I was surprised. Dad is a creature of habit. He always goes to Caprice in Camps Bay. He and Violet sit at the tables outside on the pavement, with her obviously being one of the beautiful ones who fit right in there. Dad is never one to hide his riches. La Belle had all the views of the Camps Bay strip, but its spot upstairs in the Promenade Building across from the tidal pool hovered over the bustle, gave a little bit of cover the further inside you sat.
“No Violet?” I asked after we were settled in the Uber, after the driver checked three times that we were actually driving the kilometre and a half to the café. We could definitely walk back, I told Dad. Silent-but-Violent Violet. I wasn’t disappointed to have him all to myself, but I had to be sure. That beautiful step-momster of mine can appear silently from nowhere. Often it is just as I am getting into a conversation with Dad when she pops out. Talkus interruptus. Seeing her always makes me want to go, What the hell? Who invited you?
I first thought of her being Silent-but-Violent like a super-stinky fart when I met her. Me twenty-five and her thirty-one, but her body better than mine would ever be. Dad loved her as instantly as I hated her. She was into Christian Dior’s Poison in those days – believed in ‘layering’, using the bath gel, body lotion, deodorant, and parfum until every honey-blonde bronzed-and-toned (nothing was ever untoned) bit of her was smothered. I could smell her coming.

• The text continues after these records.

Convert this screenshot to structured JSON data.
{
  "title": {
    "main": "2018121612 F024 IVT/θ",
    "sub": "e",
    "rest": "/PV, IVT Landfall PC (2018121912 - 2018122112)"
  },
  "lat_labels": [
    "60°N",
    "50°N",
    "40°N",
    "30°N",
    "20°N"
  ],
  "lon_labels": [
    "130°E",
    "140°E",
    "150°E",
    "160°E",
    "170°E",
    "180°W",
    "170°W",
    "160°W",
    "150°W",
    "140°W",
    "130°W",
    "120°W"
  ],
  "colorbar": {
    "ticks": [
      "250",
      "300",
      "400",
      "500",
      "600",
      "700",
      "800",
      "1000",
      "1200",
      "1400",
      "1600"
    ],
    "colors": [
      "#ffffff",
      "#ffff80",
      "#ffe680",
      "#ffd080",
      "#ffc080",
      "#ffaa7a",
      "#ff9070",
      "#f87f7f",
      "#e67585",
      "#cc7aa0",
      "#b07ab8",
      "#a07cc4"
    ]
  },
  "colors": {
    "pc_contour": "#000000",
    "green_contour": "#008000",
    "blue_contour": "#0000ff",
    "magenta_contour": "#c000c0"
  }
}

She’s moved on from Poison, mixing it up these days so I can’t smell her coming any more. Now she just bursts into the room in a puff of whatever the fragrance of the day is. Still gives me that sick in my throat. I know I should be used to her by now; it’s been thirteen years. But a fart is a fart. And in my books, she will always be Silent-but-Violent Violet, my very own stinky step-momster.

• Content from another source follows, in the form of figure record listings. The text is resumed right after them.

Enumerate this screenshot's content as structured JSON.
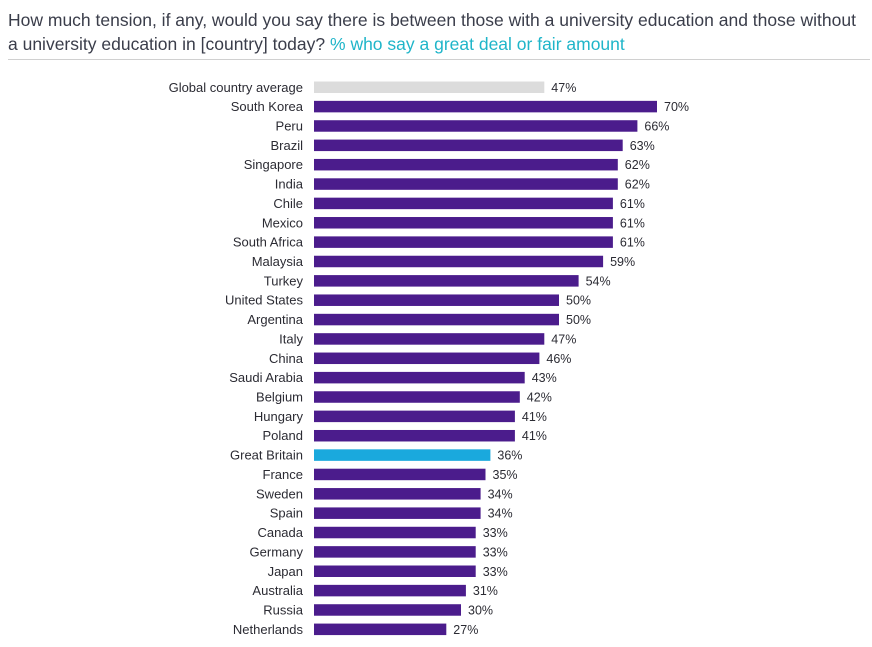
{
  "title": {
    "main": "How much tension, if any, would you say there is between those with a university education and those without a university education in [country] today?",
    "subtitle": "% who say a great deal or fair amount"
  },
  "colors": {
    "default_bar": "#4b1c8c",
    "average_bar": "#dcdcdc",
    "highlight_bar": "#1aa9dd",
    "highlight_label": "#1fb5c9",
    "subtitle": "#1fb5c9"
  },
  "chart_data": {
    "type": "bar",
    "orientation": "horizontal",
    "title": "How much tension, if any, would you say there is between those with a university education and those without a university education in [country] today?",
    "subtitle": "% who say a great deal or fair amount",
    "value_suffix": "%",
    "xlim": [
      0,
      70
    ],
    "categories": [
      "Global country average",
      "South Korea",
      "Peru",
      "Brazil",
      "Singapore",
      "India",
      "Chile",
      "Mexico",
      "South Africa",
      "Malaysia",
      "Turkey",
      "United States",
      "Argentina",
      "Italy",
      "China",
      "Saudi Arabia",
      "Belgium",
      "Hungary",
      "Poland",
      "Great Britain",
      "France",
      "Sweden",
      "Spain",
      "Canada",
      "Germany",
      "Japan",
      "Australia",
      "Russia",
      "Netherlands"
    ],
    "values": [
      47,
      70,
      66,
      63,
      62,
      62,
      61,
      61,
      61,
      59,
      54,
      50,
      50,
      47,
      46,
      43,
      42,
      41,
      41,
      36,
      35,
      34,
      34,
      33,
      33,
      33,
      31,
      30,
      27
    ],
    "bar_roles": [
      "average",
      "default",
      "default",
      "default",
      "default",
      "default",
      "default",
      "default",
      "default",
      "default",
      "default",
      "default",
      "default",
      "default",
      "default",
      "default",
      "default",
      "default",
      "default",
      "highlight",
      "default",
      "default",
      "default",
      "default",
      "default",
      "default",
      "default",
      "default",
      "default"
    ]
  }
}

I can’t breathe when she is around.
“And the twins?” I checked, half-expecting one of them to creep out from somewhere in the car. Thing One and Thing Two. Charlotte and Sebastian. They look like Violet, except for the darker hair, and they like to sit as close to Dad as they can, sometimes on his feet under the table when we go out. Ridiculous. They turned six a month ago; you would’ve thought they would have grown out of it already. I can tell them apart now that Sebastian has a boy’s cut and they are choosing their own clothes. They used to have matching shoulder-length hair (“Chestnut, can’t even mix that up,” Lucio said when I showed him Violet’s profile pic of the four of them) and wore the Petite Maman range that is all navy stripes and tan and leather trim. They never speak to me, always to Dad or Violet. They call me ‘Her’. I haven’t seen them since Christmas when Dad got Charlotte two snow machines that spurt foamy snow so she and her friends can pretend to be in the Frozen movie whenever they want. Sebastian got a tree house. Have you ever seen a tree in the ground-floor gardens of Clifton beach apartments? A crane put it in.

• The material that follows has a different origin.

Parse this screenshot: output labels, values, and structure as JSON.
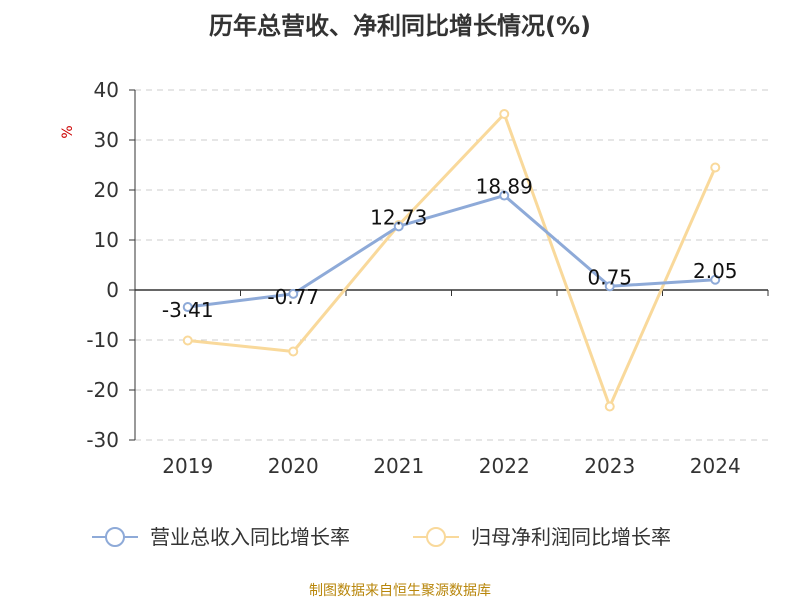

“No, I first wanted to talk to you privately about some things,” he said. Here was the further source of my troubles. I am a Daddy’s girl more than I have Mummy’s thighs. Strip away the great haircut, obsessively good skin care, fantastically expensive clothes, and murderously beautiful shoes, and you would be left with a reasonably soft-edged nearly midget-sized human (all right, perhaps I exaggerate, but whichever way you skin it, one metre sixty-five is not tall). We are both a fortnight of bad eating and no gymming away from fat and spotty. But as he is a man – people mind less. And at sixty-four, with a sexy forty-four-year-old wife, a three-storey apartment in Clifton and enough money that no one genetically or romantically linked to him ever has to work, well, I’ve found that people definitely mind less. At least he earned it all; I don’t deserve what I have. That realisation had been the start of my depression. Poor me, I mocked myself through years of therapy, what a problem to have.
“Violet said she might bring the kids later when we’re done.”